The Serrano chili pepper is what is called for in my Mango Salsa recipe. The Serrano pepper is originally from the Mexican regions of Puebla and Hidalgo. This region is mountainous, and the name Serrano is derived from these sierras. The Serrano pepper is rated on the Scoville scale (shown below) on the lower end between 10,000 to 23,000 heat units. The scale ranges from 100 (mild) to a whopping 2,200,000 (Ouch, time for the hospital!). There’s even a chili pepper that is referred to as the “Ghost chili”, and you’ll see near the bottom of this index. There’s actually another chart of chemicals that range in heat from 16,000 for Capsiate to 16,000,000,000 for Resiniferotoxin… I’d definite stay away from these… Yikes!

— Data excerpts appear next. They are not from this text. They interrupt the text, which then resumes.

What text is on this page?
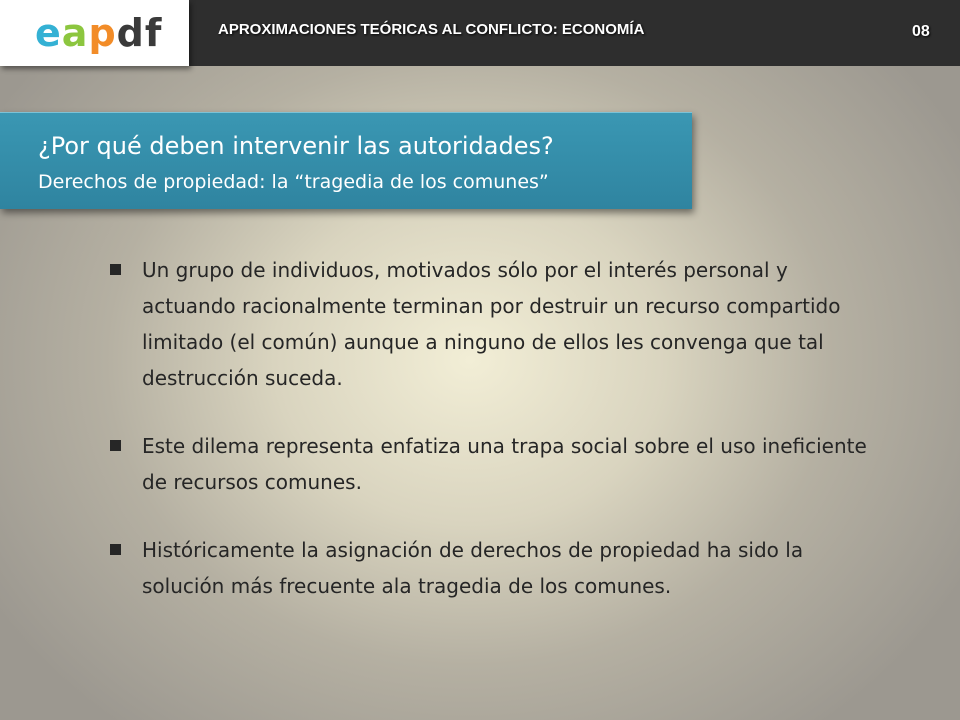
eapdf	APROXIMACIONES TEÓRICAS AL CONFLICTO: ECONOMÍA	08
¿Por qué deben intervenir las autoridades?
Derechos de propiedad: la “tragedia de los comunes”
Un grupo de individuos, motivados sólo por el interés personal y actuando racionalmente terminan por destruir un recurso compartido limitado (el común) aunque a ninguno de ellos les convenga que tal destrucción suceda.
Este dilema representa enfatiza una trapa social sobre el uso ineficiente de recursos comunes.
Históricamente la asignación de derechos de propiedad ha sido la solución más frecuente ala tragedia de los comunes.
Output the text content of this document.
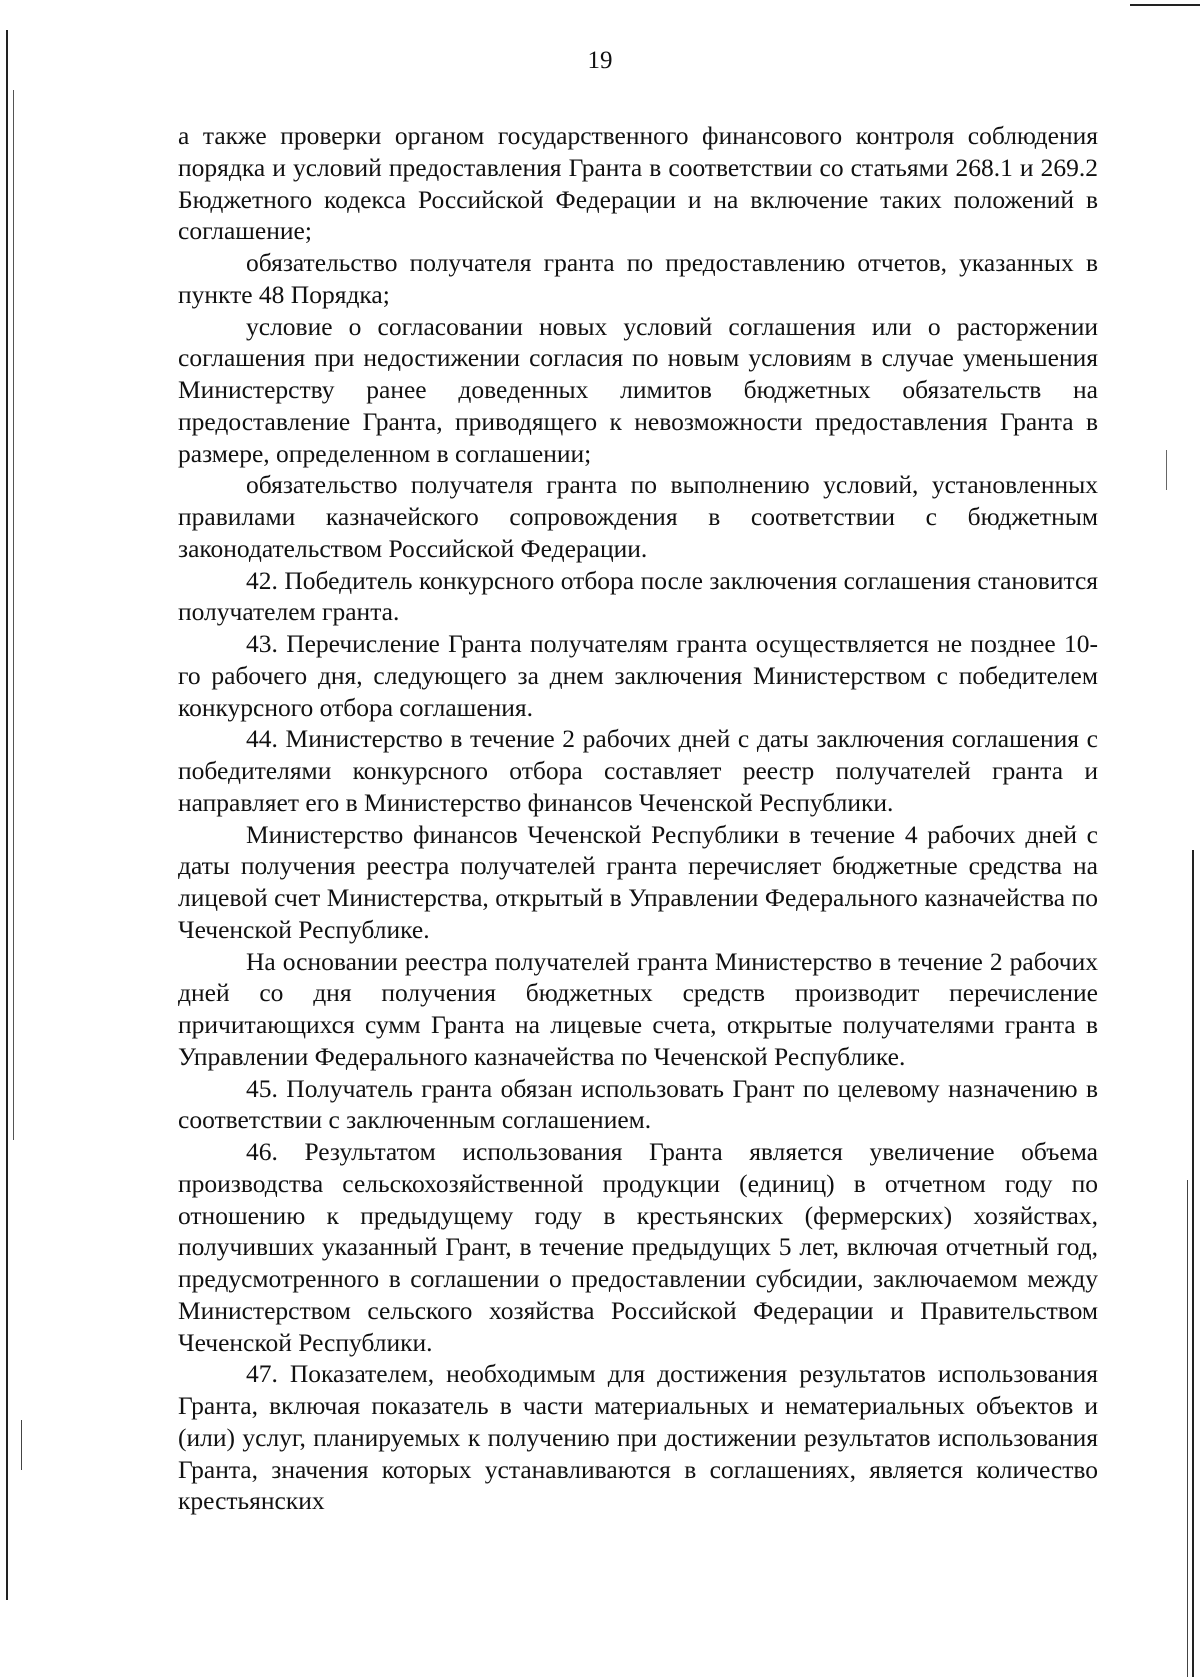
19

а также проверки органом государственного финансового контроля соблюдения порядка и условий предоставления Гранта в соответствии со статьями 268.1 и 269.2 Бюджетного кодекса Российской Федерации и на включение таких положений в соглашение;

обязательство получателя гранта по предоставлению отчетов, указанных в пункте 48 Порядка;

условие о согласовании новых условий соглашения или о расторжении соглашения при недостижении согласия по новым условиям в случае уменьшения Министерству ранее доведенных лимитов бюджетных обязательств на предоставление Гранта, приводящего к невозможности предоставления Гранта в размере, определенном в соглашении;

обязательство получателя гранта по выполнению условий, установленных правилами казначейского сопровождения в соответствии с бюджетным законодательством Российской Федерации.

42. Победитель конкурсного отбора после заключения соглашения становится получателем гранта.

43. Перечисление Гранта получателям гранта осуществляется не позднее 10-го рабочего дня, следующего за днем заключения Министерством с победителем конкурсного отбора соглашения.

44. Министерство в течение 2 рабочих дней с даты заключения соглашения с победителями конкурсного отбора составляет реестр получателей гранта и направляет его в Министерство финансов Чеченской Республики.

Министерство финансов Чеченской Республики в течение 4 рабочих дней с даты получения реестра получателей гранта перечисляет бюджетные средства на лицевой счет Министерства, открытый в Управлении Федерального казначейства по Чеченской Республике.

На основании реестра получателей гранта Министерство в течение 2 рабочих дней со дня получения бюджетных средств производит перечисление причитающихся сумм Гранта на лицевые счета, открытые получателями гранта в Управлении Федерального казначейства по Чеченской Республике.

45. Получатель гранта обязан использовать Грант по целевому назначению в соответствии с заключенным соглашением.

46. Результатом использования Гранта является увеличение объема производства сельскохозяйственной продукции (единиц) в отчетном году по отношению к предыдущему году в крестьянских (фермерских) хозяйствах, получивших указанный Грант, в течение предыдущих 5 лет, включая отчетный год, предусмотренного в соглашении о предоставлении субсидии, заключаемом между Министерством сельского хозяйства Российской Федерации и Правительством Чеченской Республики.

47. Показателем, необходимым для достижения результатов использования Гранта, включая показатель в части материальных и нематериальных объектов и (или) услуг, планируемых к получению при достижении результатов использования Гранта, значения которых устанавливаются в соглашениях, является количество крестьянских
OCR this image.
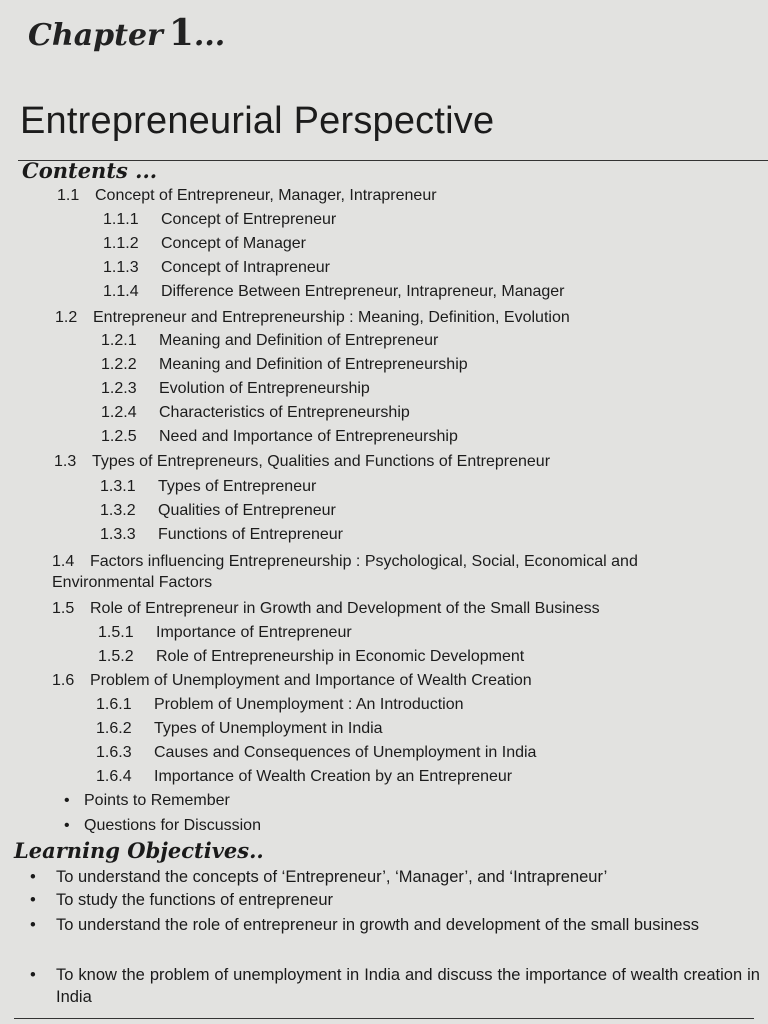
Chapter 1...
Entrepreneurial Perspective
Contents ...
1.1 Concept of Entrepreneur, Manager, Intrapreneur
1.1.1 Concept of Entrepreneur
1.1.2 Concept of Manager
1.1.3 Concept of Intrapreneur
1.1.4 Difference Between Entrepreneur, Intrapreneur, Manager
1.2 Entrepreneur and Entrepreneurship : Meaning, Definition, Evolution
1.2.1 Meaning and Definition of Entrepreneur
1.2.2 Meaning and Definition of Entrepreneurship
1.2.3 Evolution of Entrepreneurship
1.2.4 Characteristics of Entrepreneurship
1.2.5 Need and Importance of Entrepreneurship
1.3 Types of Entrepreneurs, Qualities and Functions of Entrepreneur
1.3.1 Types of Entrepreneur
1.3.2 Qualities of Entrepreneur
1.3.3 Functions of Entrepreneur
1.4 Factors influencing Entrepreneurship : Psychological, Social, Economical and Environmental Factors
1.5 Role of Entrepreneur in Growth and Development of the Small Business
1.5.1 Importance of Entrepreneur
1.5.2 Role of Entrepreneurship in Economic Development
1.6 Problem of Unemployment and Importance of Wealth Creation
1.6.1 Problem of Unemployment : An Introduction
1.6.2 Types of Unemployment in India
1.6.3 Causes and Consequences of Unemployment in India
1.6.4 Importance of Wealth Creation by an Entrepreneur
• Points to Remember
• Questions for Discussion
Learning Objectives..
• To understand the concepts of ‘Entrepreneur’, ‘Manager’, and ‘Intrapreneur’
• To study the functions of entrepreneur
• To understand the role of entrepreneur in growth and development of the small business
• To know the problem of unemployment in India and discuss the importance of wealth creation in India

Christopher Columbus was amongst the first to find these spicy items in the Caribbean and he called them peppers because of their likeness to the pepper used in Europe that had a similar hot and spicy taste not like other vegetables he’d experienced. He brought them back to Spain and on Columbus’ second expedition, the physician aboard used them for medicinal purposes. It’s thought that the chilies spread to Asia with the Portugese traders. As we all know, today chilies play a very large part in South Asian and Southeast Asian cuisines.
Take a quick look at the Scoville scale below according to Wikipedia. Notice that a jalapeño has a range of 2 groups and can actually be as mild as 1,000 and be as hot as 10,000. That explains why sometimes when you buy one for a recipe, your control over the heat index can vary so much. I would recommend starting off with a little, taste, and adjust accordingly.